Ao fazer parte da primeira geração da minha família que pôde ter acesso ao ensino superior me senti grato por superar certas barreiras, porém ao longo do curso de Arquitetura e Urbanismo me vi ainda mais grato e ciente que superei tantas outras que de tão próximas aparentavam ser condições “naturais” que a vida impõe. Desde o esforço da minha mãe Eliete para me inserir na pré-escola, o qual a fez por um ano andar seguidas madrugadas para suprir a função de que o Estado não era capaz: levar e trazer crianças de seis anos por um trajeto de 2km que tem a travessia da Rodovia SP-101 como obstáculo; aos ensinamentos do meu pai Sebastião de como se locomover a pé ou de transporte público pela cidade, contar os apartamentos de um prédio pela sua volumetria e saber lidar com situações adversas encontradas nas ruas de vários bairros Campinas, tudo para concluir sua jornada sem exceder ou subestimar o número de panfletos entregues para atender a população.
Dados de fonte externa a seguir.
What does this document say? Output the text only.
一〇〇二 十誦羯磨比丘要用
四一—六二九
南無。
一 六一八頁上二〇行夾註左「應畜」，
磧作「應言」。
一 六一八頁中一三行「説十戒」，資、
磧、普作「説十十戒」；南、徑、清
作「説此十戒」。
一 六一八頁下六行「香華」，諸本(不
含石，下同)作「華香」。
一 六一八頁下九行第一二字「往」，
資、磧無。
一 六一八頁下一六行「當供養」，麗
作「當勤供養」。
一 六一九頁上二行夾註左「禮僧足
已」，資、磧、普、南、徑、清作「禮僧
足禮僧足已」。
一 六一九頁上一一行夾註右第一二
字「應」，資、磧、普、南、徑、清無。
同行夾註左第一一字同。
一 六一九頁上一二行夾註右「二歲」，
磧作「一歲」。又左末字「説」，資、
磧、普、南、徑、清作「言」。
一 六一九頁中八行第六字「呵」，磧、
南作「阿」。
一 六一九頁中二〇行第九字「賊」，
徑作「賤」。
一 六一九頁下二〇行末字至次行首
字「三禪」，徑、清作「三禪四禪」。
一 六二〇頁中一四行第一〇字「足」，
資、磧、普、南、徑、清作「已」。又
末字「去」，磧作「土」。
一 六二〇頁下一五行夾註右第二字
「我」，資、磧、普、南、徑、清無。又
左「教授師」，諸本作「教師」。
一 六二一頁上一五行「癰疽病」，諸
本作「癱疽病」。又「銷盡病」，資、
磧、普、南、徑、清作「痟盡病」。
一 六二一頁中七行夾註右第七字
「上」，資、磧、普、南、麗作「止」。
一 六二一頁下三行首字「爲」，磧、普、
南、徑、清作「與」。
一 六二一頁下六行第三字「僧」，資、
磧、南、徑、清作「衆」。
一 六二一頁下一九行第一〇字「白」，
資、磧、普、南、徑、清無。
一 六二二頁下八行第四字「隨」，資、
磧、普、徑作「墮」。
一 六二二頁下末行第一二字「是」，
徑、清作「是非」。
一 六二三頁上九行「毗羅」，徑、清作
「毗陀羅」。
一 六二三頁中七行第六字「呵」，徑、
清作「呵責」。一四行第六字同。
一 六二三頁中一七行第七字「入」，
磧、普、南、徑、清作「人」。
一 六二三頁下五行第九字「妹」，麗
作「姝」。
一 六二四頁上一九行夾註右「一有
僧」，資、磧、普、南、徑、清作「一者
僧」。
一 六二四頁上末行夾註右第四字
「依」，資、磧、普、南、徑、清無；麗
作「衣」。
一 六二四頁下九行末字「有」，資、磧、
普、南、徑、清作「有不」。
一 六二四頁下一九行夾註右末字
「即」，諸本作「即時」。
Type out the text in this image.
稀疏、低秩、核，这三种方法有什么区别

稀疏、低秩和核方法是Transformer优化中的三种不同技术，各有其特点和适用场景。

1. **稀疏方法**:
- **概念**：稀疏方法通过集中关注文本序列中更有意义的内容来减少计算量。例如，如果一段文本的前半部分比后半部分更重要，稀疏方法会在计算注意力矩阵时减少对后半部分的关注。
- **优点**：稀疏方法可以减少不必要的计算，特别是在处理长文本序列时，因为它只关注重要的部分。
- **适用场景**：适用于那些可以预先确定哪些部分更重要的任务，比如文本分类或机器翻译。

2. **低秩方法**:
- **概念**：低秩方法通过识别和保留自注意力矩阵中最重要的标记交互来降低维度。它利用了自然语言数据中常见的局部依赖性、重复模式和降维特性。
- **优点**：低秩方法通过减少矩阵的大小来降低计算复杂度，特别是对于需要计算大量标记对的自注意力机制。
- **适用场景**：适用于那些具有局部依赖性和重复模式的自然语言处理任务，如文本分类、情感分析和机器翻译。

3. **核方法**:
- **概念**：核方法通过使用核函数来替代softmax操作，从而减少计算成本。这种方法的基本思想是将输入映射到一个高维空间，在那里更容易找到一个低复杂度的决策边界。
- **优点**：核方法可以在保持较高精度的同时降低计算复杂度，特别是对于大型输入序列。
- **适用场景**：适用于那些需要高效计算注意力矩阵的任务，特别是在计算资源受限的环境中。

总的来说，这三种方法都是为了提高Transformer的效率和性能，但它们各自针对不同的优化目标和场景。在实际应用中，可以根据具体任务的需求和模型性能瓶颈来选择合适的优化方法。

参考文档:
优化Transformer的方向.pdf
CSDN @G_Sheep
Dada a minha perplexidade diante dos arranha-céus do bairro Cambuí, que me faziam parar boquiaberto por sua beleza e engenhosidade, reação normal para um adolescente que foi criado num loteamento desconexo da malha urbana de Monte Mor, uma cidade-dormitório que orbita entorno da metrópole. Hoje percebo que meu encantamento não era por um ou outro edifício isolado e sim pela composição morfológica e socioespacial que via da janela do ônibus. No entanto, de nada adiantaria tal fascínio caso um professor não tivesse me indagado no intervalo entre aulas do ensino médio sobre a possibilidade de eu prestar algum vestibular, pois o tema era tabu na minha escola, como em muitas outras nas escolas públicas.
Rompido o limite do ingresso na graduação os anos seguintes transformaram meu modo de ver o mundo não só por razões acadêmicas, mas por razões pessoais. A chegada do meu filho Dhimitri deu ressignificado valioso aos gestos mais simples que podem haver: um sorriso, um olhar, um abraço, um engatinhar e cada passo conquistado. Que em toda minha ausência teve sobrecarga à sua mãe, onde se passei desapercebido foi por que ela é das melhores mães que eu poderia imaginar que alguém pudesse ser. Que só nas visitas mensais pude ter alento das minhas crises de ansiedades pelas incertezas do futuro. Que ainda que se somasse todas as horas escritas, desenhadas e mal dormidas para concluir este trabalho nenhuma se faria mais exaustiva física e mentalmente do que educar um bebê recém-nascido.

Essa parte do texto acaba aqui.